Von „das Grundvertrauen“ muss erhalten und „geschaffen“ werden bis zu dem „die Kinder müssen verzichten.“ Die lebensbedrohliche Krankheit eines Kindes reicht aus, alle aus der Bahn
zu werfen. Der Film lässt davon nichts ungesehen und unausgesprochen, kein Bereich
wird außen vorgelassen.
Ja, die Geschwister sind Mitbetroffene, weil sie miterleben und mit leiden.
Ja, die Eltern kämpfen um ihre Gemeinsamkeiten und, ja, alle schauen, wie sie als Familie zusammenhalten können. Die Fliehkräfte werden deutlich.
„Wir wollen mal hoffen:“ sagen die Eltern. „Allen Kindern gerecht zu werden“ so der Vater von Leonie, aber wie, „wenn die Gedanken immer wieder um das kranke Kind kreisen.“ Wenn die lange Spritze dem Fabio in den Rücken gestochen wird, spüren wir, was er meint. Der Film ist das Bild des „Wie“. Man sieht das Bemühen der Eltern: bunte Lampions werden oben im
Baum befestigt, während gleichzeitig die schwarze Angst in den Herzen sitzt. Keine Zeit für Tränen bedeutet, Zeit haben, um Erlebnisse zu schaffen, „die Zeit, die man hat, zu genießen.
Wenn es die Situation zulässt, alles so zu machen wie früher“ — so es denn möglich ist. Und dann gehen wir mit nach Paris oder in die Schule. Dann erleben wir Pause und normales Essen, hören in der Schule die Fragen und Antworten der Mitschüler. Hinter all dem immer wieder das Aufblitzen einer möglichen, undenkbaren und unerträglichen Zukunft. „Da rollt auch manch eine Träne“ sagt der eine Vater, und der andere schluckt, wenn er davon spricht, seine Tochter vielleicht bald am Grab zu besuchen. Diese Zukunft, das, was wir gerade eben erfahren haben, wird im Film nicht vertieft, kann nicht vertieft werden. Denn das wäre eine andere Zeit, eine Zeit, von der man normalerweise gar nicht weiß, dass es sie gibt — für die Eltern ist sie unwirklich, so wie der Tod eines Kindes unwirklich ist.
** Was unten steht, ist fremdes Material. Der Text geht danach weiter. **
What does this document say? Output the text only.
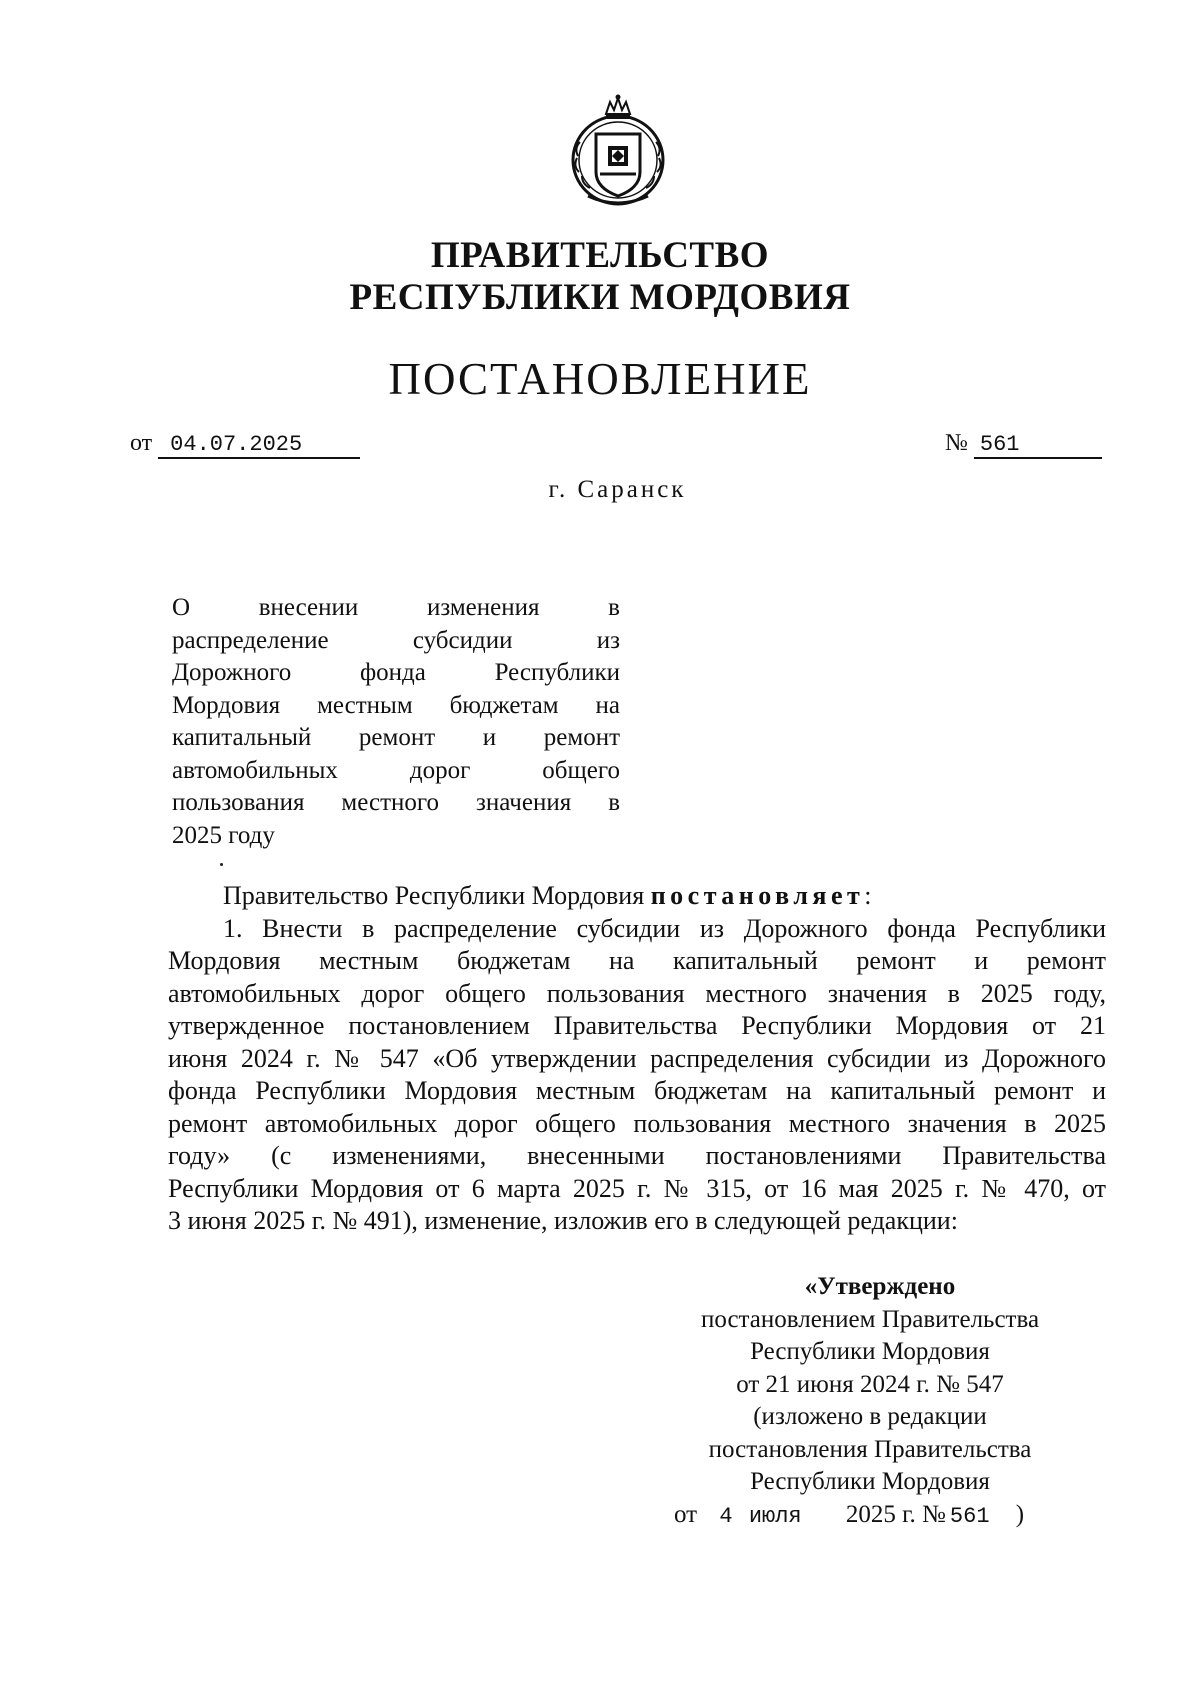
ПРАВИТЕЛЬСТВО
РЕСПУБЛИКИ МОРДОВИЯ
ПОСТАНОВЛЕНИЕ
от 04.07.2025	№ 561
г. Саранск
О внесении изменения в
распределение субсидии из
Дорожного фонда Республики
Мордовия местным бюджетам на
капитальный ремонт и ремонт
автомобильных дорог общего
пользования местного значения в
2025 году
Правительство Республики Мордовия постановляет:
1. Внести в распределение субсидии из Дорожного фонда Республики
Мордовия местным бюджетам на капитальный ремонт и ремонт
автомобильных дорог общего пользования местного значения в 2025 году,
утвержденное постановлением Правительства Республики Мордовия от 21
июня 2024 г. № 547 «Об утверждении распределения субсидии из Дорожного
фонда Республики Мордовия местным бюджетам на капитальный ремонт и
ремонт автомобильных дорог общего пользования местного значения в 2025
году» (с изменениями, внесенными постановлениями Правительства
Республики Мордовия от 6 марта 2025 г. № 315, от 16 мая 2025 г. № 470, от
3 июня 2025 г. № 491), изменение, изложив его в следующей редакции:
«Утверждено
постановлением Правительства
Республики Мордовия
от 21 июня 2024 г. № 547
(изложено в редакции
постановления Правительства
Республики Мордовия
от 4 июля 2025 г. № 561 )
Sie wären aus der Zeit gefallen, sie standen in der damaligen Situation noch davor mit der Hoffnung, diesen Weg nicht gehen zu müssen.
Keine Zeit für Tränen heißt daher noch zu leben, keine Zeit vergeuden, die nicht aufs Überleben ausgerichtet ist.
Keine Zeit für Tränen, der Film spricht es aus:
„Ein jegliches hat seine Zeit, und alles Vorhabenunter dem Himmel hat seine Stunde:
Geboren werden hat seine Zeit, sterben hat seine Zeit;
weinen hat seine Zeit, lachen hat seine Zeit;
klagen hat seine Zeit, suchen hat seine Zeit, schweigen hat seine Zeit, reden hat seine Zeit;
Friede hat seine Zeit.“

Anabel Münstermann und ihrem Team ist gelungen, einen Teil davon in Bild und Wort zu fassen.